Stuart Ingram is behind House of Elrick Gin, and appeared on Dragons’ Den, ultimately rejecting an £80,000 offer from Peter Jones.
The venture is based around the House of Elrick estate in the lowlands of Aberdeenshire, with the house built at the height of the Scottish Enlightenment period in 1720.
The gin claims to be the only one in Scotland to use water from Loch Ness, and includes Jacobite rose petals from the plant gifted to the estate by Bonnie Prince Charlie.
The firm says the property has hosted “lively discussions from some of the most respected creative, philosophical and scientific minds of the time”.
Ingram has now quit his career in the oil and gas sector – having working for firms including Cairn Energy, BP and Shell – and was previously a quantity surveyor.
House of Elrick’s range of gins is stocked by the likes of Selfridges, Fortnum & Mason, and Duty Free, which is its biggest customer in the UK.
As for the on-trade, it is stocked by the likes of Borough in Edinburgh.
He has just obtained his licence to export to the US, “which will be a big push for this year”. Now, Denmark is its biggest export customer, with Ingram also flagging Sweden and Russia, while China is “bubbling away” this year.
In its first 12 months it sold 12,500 bottles, the second 25,000 – exceeding the targets for both years – and is forecasting up to 45,000 this year.
“Going into next year, given that I’m going into America… that should potentially increase ten-fold,” said Ingram.
He dismisses the idea that the gin market could be peaking, instead expecting a move towards brand loyalty in a crowded market.
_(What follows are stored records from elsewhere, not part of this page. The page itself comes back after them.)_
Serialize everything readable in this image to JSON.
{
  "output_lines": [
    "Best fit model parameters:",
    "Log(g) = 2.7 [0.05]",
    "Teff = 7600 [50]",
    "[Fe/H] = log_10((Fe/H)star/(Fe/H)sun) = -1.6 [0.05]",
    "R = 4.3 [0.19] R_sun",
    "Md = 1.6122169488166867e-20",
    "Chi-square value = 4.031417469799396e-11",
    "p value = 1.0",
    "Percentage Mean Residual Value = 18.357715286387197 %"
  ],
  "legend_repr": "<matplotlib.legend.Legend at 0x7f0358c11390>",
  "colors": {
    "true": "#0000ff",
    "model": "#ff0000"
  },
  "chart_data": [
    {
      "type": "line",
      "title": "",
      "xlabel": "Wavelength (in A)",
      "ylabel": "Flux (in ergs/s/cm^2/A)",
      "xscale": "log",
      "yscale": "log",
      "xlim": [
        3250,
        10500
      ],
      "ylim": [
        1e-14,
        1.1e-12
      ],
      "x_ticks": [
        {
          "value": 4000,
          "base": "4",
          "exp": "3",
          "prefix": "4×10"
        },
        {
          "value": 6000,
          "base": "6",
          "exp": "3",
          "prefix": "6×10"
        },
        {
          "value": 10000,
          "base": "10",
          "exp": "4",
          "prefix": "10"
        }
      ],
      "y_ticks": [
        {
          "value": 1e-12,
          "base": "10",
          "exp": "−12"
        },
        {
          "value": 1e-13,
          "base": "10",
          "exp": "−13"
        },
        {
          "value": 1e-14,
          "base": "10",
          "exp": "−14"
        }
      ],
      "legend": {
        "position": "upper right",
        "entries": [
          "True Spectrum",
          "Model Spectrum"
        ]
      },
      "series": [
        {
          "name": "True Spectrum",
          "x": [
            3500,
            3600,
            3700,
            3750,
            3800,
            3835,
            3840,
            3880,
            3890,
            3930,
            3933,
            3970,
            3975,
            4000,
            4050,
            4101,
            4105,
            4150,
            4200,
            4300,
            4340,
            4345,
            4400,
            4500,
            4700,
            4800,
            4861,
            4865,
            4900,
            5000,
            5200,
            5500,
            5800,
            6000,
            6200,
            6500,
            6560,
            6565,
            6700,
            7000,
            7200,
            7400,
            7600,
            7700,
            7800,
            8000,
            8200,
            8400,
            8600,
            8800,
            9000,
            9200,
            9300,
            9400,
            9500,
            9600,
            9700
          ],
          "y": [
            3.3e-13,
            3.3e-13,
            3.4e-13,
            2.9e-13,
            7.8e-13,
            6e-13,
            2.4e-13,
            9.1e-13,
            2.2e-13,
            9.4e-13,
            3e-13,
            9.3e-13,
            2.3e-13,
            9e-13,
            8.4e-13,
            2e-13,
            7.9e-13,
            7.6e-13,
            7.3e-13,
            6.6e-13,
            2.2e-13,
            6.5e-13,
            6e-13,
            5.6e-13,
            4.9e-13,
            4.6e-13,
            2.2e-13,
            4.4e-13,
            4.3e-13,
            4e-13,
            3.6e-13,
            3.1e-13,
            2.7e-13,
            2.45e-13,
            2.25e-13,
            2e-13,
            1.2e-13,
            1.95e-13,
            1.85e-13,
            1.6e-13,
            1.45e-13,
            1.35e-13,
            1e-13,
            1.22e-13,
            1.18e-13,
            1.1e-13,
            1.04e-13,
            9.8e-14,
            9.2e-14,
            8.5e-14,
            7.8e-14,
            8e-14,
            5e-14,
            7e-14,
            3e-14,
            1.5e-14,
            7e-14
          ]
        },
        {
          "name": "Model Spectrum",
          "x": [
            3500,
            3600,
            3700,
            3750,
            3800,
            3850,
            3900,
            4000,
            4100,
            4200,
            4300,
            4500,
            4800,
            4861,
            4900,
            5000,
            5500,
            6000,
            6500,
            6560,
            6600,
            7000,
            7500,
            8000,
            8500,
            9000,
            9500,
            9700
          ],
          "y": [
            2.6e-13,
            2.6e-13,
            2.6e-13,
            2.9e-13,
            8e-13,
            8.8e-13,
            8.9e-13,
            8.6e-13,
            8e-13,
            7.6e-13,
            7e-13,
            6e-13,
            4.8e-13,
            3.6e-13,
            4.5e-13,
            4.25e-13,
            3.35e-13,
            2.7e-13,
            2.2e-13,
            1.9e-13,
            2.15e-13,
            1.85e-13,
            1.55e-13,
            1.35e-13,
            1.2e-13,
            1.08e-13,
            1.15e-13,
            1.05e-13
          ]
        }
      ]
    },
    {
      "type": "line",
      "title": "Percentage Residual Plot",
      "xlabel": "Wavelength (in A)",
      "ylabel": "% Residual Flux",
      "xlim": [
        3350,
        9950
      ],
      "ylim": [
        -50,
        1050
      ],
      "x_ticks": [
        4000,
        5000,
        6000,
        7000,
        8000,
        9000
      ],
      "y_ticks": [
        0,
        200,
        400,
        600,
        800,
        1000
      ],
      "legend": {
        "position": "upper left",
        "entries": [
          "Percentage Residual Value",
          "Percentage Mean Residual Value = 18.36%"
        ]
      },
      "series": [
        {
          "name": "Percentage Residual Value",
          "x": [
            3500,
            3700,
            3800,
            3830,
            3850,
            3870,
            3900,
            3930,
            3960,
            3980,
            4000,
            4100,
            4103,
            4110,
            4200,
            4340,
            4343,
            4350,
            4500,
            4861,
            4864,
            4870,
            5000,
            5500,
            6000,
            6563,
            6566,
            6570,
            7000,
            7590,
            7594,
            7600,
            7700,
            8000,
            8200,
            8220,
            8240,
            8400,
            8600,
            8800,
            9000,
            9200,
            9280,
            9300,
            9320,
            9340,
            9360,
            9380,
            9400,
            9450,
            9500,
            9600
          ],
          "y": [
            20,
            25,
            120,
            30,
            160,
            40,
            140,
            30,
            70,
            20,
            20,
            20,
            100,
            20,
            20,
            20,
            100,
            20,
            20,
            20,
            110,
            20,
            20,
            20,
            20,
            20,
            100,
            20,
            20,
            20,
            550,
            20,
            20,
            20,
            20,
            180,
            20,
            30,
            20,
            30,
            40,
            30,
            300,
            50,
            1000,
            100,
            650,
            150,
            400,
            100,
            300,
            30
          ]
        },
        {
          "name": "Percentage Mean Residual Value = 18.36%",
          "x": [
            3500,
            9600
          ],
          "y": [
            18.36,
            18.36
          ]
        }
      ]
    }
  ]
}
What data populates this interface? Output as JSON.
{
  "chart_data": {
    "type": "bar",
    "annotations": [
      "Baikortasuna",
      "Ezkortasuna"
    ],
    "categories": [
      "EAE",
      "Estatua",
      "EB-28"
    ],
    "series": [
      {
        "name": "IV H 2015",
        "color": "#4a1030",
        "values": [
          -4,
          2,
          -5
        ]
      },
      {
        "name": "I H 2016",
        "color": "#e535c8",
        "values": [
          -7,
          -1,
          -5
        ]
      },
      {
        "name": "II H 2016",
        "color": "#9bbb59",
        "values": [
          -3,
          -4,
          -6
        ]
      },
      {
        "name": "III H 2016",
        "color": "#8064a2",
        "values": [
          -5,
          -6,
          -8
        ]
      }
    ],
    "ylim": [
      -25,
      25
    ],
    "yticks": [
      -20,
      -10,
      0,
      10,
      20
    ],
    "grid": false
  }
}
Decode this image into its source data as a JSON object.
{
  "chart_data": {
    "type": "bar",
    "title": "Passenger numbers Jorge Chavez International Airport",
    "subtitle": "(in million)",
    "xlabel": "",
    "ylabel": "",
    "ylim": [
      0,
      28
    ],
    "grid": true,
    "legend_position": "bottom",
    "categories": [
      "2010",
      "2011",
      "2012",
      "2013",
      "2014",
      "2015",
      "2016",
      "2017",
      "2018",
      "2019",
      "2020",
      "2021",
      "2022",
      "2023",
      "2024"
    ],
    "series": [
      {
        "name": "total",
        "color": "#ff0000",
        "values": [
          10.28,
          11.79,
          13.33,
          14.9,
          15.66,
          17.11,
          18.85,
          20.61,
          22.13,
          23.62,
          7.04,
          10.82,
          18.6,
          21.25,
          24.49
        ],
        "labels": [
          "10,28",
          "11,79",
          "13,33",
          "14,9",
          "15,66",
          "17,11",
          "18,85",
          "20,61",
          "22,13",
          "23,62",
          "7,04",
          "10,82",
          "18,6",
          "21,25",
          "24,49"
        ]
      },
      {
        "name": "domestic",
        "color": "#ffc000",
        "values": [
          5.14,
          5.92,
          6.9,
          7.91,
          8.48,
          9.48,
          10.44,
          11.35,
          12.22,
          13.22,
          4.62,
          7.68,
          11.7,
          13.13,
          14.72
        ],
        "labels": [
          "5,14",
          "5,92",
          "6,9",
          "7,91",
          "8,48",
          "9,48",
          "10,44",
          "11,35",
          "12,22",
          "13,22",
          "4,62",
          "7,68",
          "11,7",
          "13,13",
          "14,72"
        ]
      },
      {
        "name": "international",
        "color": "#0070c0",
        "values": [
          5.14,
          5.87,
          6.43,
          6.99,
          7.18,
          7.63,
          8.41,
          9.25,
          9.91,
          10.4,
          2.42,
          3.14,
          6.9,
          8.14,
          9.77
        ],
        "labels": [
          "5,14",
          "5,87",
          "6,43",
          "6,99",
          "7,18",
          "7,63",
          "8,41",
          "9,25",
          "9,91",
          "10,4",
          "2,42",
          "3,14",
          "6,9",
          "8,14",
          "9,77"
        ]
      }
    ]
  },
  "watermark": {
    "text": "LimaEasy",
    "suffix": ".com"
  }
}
The Wine and Spirit Trade Association (WSTA) said last month that in 2018, Brits bought more than 73 million bottles of gin, breaking all previous records.
It also said there are 361 distilleries making spirits in the UK, including 160 in Scotland.
Ingram also expects a move towards flavoured gins this year, a market WSTA said in 2018 saw “whopping” 751 per cent year-on-year growth.
In addition to Elrick’s classic gin there is a Navy Strength version, plus Old Tom (which is sweeter than London Dry) in original and coconut.
The latter is going into Lidl next month, while Ingram is mulling other products with flavours sourced from the estate’s walled garden.
He believes he would need say, two to six staff should growth exceed expectations, and he is converting the house into a wedding venue with 12 bedrooms, each themed with one of the gin’s botanicals, serving as a “unique” destination venue in Aberdeen. A restaurant is also planned further down the line.